As you make your pie plans for Thanksgiving, you might want to look at these apple pie recipes from Holy Cow!'s archives:
- My Maple-Drunk Apple Pie, a recipe I posted eons ago but is still delicious
- An elegant and skinny Apple Tart
- If you want to do it like the French do, make this delicious and gorgeous Tarte Tatin.
- Or just check out dozens of Pie recipes stuffed with all kinds of fruit that have featured on Holy Cow! over eight years.
Tell me, what are you grateful for this year?
Slab Apple Pie with Salted Caramel Pecan Drizzle
- For the crust:
- 1 1/4 cups whole wheat pastry flour can use regular whole wheat
- 1 1/4 cups unbleached all purpose flour
- 1/2 cup coconut oil broken into chunks
- 1/4 tsp salt
- 1 tbsp sugar
- For the apple filling:
- 8 cups medium apples cut into a small dice (about 8 )
- 1/2 cup sugar (try and use an unrefined sugar like turbinado or coconut palm sugar but regular sugar is also fine)
- 1 tsp cinnamon
- 1 tsp nutmeg
- 1 tsp pure vanilla extract
- Juice of 1 lemon
- 1/4 tsp salt
- 3 tbsp unbleached all purpose flour
- For the salted caramel pecan drizzle:
- 1/2 cup sugar
- 1/2 tsp sea salt
- 2 tbsp coconut oil
- 1/4 cup soy or almond or other non-dairy milk
- 1 cup pecans some chopped, some left in halves
- Make the crust:
- In a food processor or in a large bowl using a pastry cutter, place the flour, salt and sugar. Cut in the coconut oil chunks into the flour mixture using a fork or by pulsing the food processor four or five times for 5 seconds each time.

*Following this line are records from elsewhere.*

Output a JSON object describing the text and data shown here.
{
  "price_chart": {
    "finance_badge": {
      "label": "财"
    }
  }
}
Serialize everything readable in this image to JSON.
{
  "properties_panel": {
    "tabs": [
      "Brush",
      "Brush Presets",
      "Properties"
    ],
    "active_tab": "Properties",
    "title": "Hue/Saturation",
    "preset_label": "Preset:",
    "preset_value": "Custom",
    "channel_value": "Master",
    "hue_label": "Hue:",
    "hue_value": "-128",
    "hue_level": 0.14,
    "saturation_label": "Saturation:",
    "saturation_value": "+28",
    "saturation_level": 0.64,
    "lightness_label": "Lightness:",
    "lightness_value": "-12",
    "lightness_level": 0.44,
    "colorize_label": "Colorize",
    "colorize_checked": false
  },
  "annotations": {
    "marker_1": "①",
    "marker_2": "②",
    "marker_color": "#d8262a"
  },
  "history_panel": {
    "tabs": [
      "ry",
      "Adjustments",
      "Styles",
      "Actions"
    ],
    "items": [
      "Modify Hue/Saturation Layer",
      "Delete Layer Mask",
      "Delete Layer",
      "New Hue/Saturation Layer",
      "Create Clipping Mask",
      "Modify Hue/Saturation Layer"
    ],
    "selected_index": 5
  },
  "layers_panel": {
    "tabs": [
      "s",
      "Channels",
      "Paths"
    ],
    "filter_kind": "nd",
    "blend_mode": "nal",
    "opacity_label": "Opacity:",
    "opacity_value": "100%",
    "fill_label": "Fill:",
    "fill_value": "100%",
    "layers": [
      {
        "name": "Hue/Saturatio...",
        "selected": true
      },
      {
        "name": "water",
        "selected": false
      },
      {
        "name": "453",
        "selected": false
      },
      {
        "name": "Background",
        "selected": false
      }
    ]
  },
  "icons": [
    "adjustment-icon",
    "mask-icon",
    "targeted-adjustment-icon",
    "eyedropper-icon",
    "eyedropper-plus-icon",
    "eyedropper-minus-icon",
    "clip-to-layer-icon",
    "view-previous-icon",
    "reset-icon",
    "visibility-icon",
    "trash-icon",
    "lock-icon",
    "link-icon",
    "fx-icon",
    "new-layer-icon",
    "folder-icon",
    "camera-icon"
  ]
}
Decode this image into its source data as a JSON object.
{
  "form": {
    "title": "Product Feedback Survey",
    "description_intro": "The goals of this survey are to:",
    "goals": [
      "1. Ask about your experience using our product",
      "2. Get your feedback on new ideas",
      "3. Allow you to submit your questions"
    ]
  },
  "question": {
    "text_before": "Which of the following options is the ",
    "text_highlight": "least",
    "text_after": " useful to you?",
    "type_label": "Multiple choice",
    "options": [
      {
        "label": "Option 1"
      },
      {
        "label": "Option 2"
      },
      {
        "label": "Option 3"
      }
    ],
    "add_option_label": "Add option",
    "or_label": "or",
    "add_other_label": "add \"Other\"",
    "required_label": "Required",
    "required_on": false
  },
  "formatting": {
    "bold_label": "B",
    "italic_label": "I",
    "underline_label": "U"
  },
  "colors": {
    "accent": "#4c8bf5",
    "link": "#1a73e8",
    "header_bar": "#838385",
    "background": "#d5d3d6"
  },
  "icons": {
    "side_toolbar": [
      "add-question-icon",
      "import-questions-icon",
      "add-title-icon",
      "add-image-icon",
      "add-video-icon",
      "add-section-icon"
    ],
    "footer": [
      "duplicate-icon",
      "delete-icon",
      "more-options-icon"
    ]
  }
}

- Drizzle in ice-cold water, pulsing or mixing with the fork, until he dough comes together and can hold in a ball.
- Divide the dough into two equal size pieces and wrap tightly in cling wrap, shaping into discs as you go.
- Refrigerate for at least 30 minutes.
- Make the apple pie filling:
- In a large bowl, mix the apples, sugar, salt, spices, vanilla, lemon juice and flour. Set aside for 15 minutes.
- Make the salted caramel pecan drizzle:
- Place the coconut oil and sugar in a small saucepan and melt over medium heat. When the sugar's melted, add the non-dairy milk and stir in. Be careful at this stage because the caramel will bubble.
- Add the salt and stir in the pecans. Turn off heat.
- Assemble the Pie:
- Roll out one of the pastry discs pn a floured surface, into a rectangular sheet, enough to cover the bottom and halfway up the sides of an 11- by 7-inch baking pan. Place it in the pan carefully.
- Mix the apple pie filling once to ensure everything is thoroughly mixed, then pour into the pan and spread evenly with a spatula.
- Roll out the second pastry disc so it fits comfortably in the baking pan. Press together the sides of the two pastry sheets to form a seal. No need to crimp. You are going to cover everything with the pretty caramel sauce, and this is rustic anyway.
- Bake the pie in a preheated 425-degree oven for 30 minutes. Reduce the heat to 350 degrees and continue to bake for 30 more minutes.
- Remove the pie to a rack and pour over the salted caramel pecan drizzle. Allow the pie to cool thoroughly before you cut in.